As mudanças em marcha inspiraram um otimismo e uma fé absoluta
no conhecimento. A verdade revelada pela ciência e a história condenaria os
homens ao perpétuo avanço, o destino enfim seguiria a luz da civilização. Entretanto,
tal sorte se mostrou real apenas para uma parcela dos viventes, já que à margem
desta explosão havia os infortunados que expropriados dos negócios, somente
tinham a oferecer sua força de trabalho. A estes, os ventos não soprariam favoravelmente
e a vida não lhes reservaria grandes conquistas. Mas muito pior, ao sul do globo,
onde o espírito empreendedor não se deu sob auspícios do iluminismo e sim com o
estampido das armas e o uso corriqueiro da violência. O domínio colonial explicitou
todas as contradições de uma universalidade que só se realizaria no discurso
teórico, na prática seriam reproduzidas e intensificadas formas de exploração
anteriores. A realidade não deixou de refletir os anseios de uma classe social que
define seus paradigmas, sua hegemonia e molda os parâmetros da sociabilidade
segundo suas aspirações e objetivos.
Neste sentido, a lógica imperante é a da mercadoria
porque através dela que se da a finalidade deste processo: o lucro! A dicotomia
da reprodução capitalista se materializa em um enorme dinamismo na produção de
bens ao mesmo tempo que a utilização não se dá de forma igualitária, exatamente
pelo seu funcionamento paradoxal exigir uma intensa circulação das mercadorias mas
também a necessidade de extração de valor do trabalho para produzi-las, ou
seja, quem produz não se beneficia do que produz e a desigualdade jamais deixou
de existir no plano real mas mistificada pela identificação ideológica dos
direitos naturais consagrados na sociedade civil moderna. A democracia, assim, se
torna uma espécie de altar da contemporaneidade,
onde seus termos estão afastados de qualquer questionamento concreto, definidos
formalmente em diplomas legais garantidos como normas jurídicas comuns, regularizam
a convivência entre os cidadãos, mesmo que estes tenham profundas diferenças
materiais. A abundância e opulência de poucos se normalizam frente a carência
de muitos, como sendo algo natural que se estrutura nas relações.
Desta forma, perde-se o sentido ético do convívio uma
vez que todo sistema produtivo não se dá em razão das reais necessidades humanas,
mas sim como elemento de valorização do capital, o verdadeiro processo
controlador da objetividade e definidor da subjetividade.
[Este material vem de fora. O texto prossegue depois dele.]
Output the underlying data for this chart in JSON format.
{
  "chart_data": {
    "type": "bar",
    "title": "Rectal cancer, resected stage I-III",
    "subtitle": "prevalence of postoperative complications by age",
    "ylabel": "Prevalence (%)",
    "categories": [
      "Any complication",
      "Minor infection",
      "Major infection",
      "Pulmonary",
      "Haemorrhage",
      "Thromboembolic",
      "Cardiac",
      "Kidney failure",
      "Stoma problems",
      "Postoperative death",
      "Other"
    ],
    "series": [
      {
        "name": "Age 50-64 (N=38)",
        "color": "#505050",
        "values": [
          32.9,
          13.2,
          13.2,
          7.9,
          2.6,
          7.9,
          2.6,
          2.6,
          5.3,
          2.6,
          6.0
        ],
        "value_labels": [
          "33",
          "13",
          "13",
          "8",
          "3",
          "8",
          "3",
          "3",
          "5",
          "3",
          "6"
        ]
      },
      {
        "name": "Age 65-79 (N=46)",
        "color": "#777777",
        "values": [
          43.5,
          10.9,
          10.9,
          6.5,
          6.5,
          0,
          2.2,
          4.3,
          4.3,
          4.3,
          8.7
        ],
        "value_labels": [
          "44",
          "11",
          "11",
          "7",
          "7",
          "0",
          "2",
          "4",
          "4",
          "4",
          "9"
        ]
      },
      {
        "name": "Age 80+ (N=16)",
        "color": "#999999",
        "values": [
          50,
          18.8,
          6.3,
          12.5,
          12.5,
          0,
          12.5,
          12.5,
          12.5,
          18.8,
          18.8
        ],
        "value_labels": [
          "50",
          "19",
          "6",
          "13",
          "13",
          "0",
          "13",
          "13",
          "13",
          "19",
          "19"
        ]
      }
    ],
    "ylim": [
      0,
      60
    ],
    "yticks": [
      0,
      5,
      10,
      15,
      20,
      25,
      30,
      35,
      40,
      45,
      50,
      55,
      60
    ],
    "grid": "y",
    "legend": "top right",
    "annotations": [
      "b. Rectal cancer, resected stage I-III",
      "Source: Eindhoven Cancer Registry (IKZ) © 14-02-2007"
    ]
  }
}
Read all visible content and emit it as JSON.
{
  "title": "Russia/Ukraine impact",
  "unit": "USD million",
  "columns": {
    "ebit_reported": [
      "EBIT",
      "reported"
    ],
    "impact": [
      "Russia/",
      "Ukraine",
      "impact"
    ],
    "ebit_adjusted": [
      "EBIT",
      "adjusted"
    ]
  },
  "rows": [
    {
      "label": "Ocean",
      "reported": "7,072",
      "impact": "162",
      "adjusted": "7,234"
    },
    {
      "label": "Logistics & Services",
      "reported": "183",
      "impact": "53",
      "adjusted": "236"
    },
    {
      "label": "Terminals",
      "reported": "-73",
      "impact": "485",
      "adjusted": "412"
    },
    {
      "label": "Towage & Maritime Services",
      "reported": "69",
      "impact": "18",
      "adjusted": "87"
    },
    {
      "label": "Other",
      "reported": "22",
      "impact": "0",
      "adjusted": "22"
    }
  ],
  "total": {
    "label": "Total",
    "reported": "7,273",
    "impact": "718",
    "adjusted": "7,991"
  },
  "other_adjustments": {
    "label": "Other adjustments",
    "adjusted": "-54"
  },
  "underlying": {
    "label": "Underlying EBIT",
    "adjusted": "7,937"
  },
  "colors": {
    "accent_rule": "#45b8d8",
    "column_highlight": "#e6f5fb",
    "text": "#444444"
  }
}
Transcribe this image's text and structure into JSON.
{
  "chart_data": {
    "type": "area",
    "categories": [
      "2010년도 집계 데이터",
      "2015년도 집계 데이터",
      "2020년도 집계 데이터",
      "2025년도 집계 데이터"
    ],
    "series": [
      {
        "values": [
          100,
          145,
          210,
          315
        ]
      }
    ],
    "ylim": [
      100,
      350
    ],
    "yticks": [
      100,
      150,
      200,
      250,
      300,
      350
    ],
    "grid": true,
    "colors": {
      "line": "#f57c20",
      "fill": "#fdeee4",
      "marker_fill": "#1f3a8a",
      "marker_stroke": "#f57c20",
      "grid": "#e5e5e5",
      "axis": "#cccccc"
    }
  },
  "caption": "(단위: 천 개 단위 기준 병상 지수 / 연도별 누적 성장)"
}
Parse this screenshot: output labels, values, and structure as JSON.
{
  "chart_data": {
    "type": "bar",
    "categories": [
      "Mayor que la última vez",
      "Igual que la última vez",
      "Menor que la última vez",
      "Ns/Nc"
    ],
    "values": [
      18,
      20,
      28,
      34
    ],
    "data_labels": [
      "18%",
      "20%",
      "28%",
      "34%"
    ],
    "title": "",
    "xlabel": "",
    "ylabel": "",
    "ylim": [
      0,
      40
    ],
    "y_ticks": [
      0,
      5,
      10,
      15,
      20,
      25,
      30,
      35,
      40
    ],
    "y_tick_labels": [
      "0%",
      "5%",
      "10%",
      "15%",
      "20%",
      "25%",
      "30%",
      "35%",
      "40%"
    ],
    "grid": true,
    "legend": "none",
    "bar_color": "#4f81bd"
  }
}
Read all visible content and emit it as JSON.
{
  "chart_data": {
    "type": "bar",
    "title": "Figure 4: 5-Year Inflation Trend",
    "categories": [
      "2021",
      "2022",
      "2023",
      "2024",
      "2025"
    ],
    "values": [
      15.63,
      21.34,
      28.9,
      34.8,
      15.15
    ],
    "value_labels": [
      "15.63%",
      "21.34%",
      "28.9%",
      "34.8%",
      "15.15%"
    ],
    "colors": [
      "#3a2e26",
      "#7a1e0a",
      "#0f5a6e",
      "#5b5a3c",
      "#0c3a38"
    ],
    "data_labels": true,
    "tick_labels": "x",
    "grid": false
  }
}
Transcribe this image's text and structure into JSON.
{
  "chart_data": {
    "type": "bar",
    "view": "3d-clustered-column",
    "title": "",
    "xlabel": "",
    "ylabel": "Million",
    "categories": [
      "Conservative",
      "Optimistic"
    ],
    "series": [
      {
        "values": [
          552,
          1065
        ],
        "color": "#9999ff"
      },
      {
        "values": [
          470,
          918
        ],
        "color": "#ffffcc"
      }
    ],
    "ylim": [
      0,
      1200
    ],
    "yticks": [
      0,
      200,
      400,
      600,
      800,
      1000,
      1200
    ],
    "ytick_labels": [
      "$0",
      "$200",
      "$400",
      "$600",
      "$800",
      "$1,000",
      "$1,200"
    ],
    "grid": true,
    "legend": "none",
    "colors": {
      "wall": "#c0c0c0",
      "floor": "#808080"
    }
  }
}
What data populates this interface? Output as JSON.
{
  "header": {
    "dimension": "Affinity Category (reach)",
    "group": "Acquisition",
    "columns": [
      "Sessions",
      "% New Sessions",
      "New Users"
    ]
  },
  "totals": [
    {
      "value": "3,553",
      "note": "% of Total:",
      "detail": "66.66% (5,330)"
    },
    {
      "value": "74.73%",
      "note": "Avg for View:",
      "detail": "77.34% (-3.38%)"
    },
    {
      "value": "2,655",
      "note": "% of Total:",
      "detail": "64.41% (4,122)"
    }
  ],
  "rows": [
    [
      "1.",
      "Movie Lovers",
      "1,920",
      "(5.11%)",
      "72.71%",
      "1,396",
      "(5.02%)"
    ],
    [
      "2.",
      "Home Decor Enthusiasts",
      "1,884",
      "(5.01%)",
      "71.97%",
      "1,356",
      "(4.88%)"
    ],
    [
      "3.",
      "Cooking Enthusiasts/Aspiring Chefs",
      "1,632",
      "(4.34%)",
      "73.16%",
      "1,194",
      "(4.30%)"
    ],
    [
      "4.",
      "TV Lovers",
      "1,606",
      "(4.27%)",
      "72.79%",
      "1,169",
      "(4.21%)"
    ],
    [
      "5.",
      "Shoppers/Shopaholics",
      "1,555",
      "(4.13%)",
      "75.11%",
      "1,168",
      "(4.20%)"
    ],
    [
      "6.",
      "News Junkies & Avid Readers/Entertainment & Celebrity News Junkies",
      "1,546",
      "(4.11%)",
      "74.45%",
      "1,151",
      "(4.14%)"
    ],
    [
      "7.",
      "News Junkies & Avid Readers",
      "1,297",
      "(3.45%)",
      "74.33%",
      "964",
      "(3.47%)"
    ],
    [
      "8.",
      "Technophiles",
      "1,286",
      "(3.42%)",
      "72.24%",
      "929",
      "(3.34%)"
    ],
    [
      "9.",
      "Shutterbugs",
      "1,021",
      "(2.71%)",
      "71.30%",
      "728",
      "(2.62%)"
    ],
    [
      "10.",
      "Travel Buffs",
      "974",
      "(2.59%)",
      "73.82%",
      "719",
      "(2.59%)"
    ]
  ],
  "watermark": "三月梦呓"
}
Tomemos aqui um
exemplo singelo para ilustrar a questão: imaginemos o consumo de ovos.
Desnecessário discorrer sobre sua utilidade, por ser um alimento consumido até mesmo em escala mundial. A
considerar que existam amplas regiões do globo onde ainda haja fome, por qual
razão um produtor deste insumo deixaria de fazê-lo devido ao encerramento de
suas atividades por ter atingido a situação de falência? Pelo fato de não ser o
seu valor de uso (necessidade) essencial para sua produção, mas sim o seu valor
de troca (mercado). Por mais que exista a premência por determinado produto, se
uma empresa não conseguir eficiência negocial para auferir lucro, seu destino é
a extinção! É este o significado fundamental que irá definir sobre a
viabilidade ou não de um determinado bem continuar ser produzido.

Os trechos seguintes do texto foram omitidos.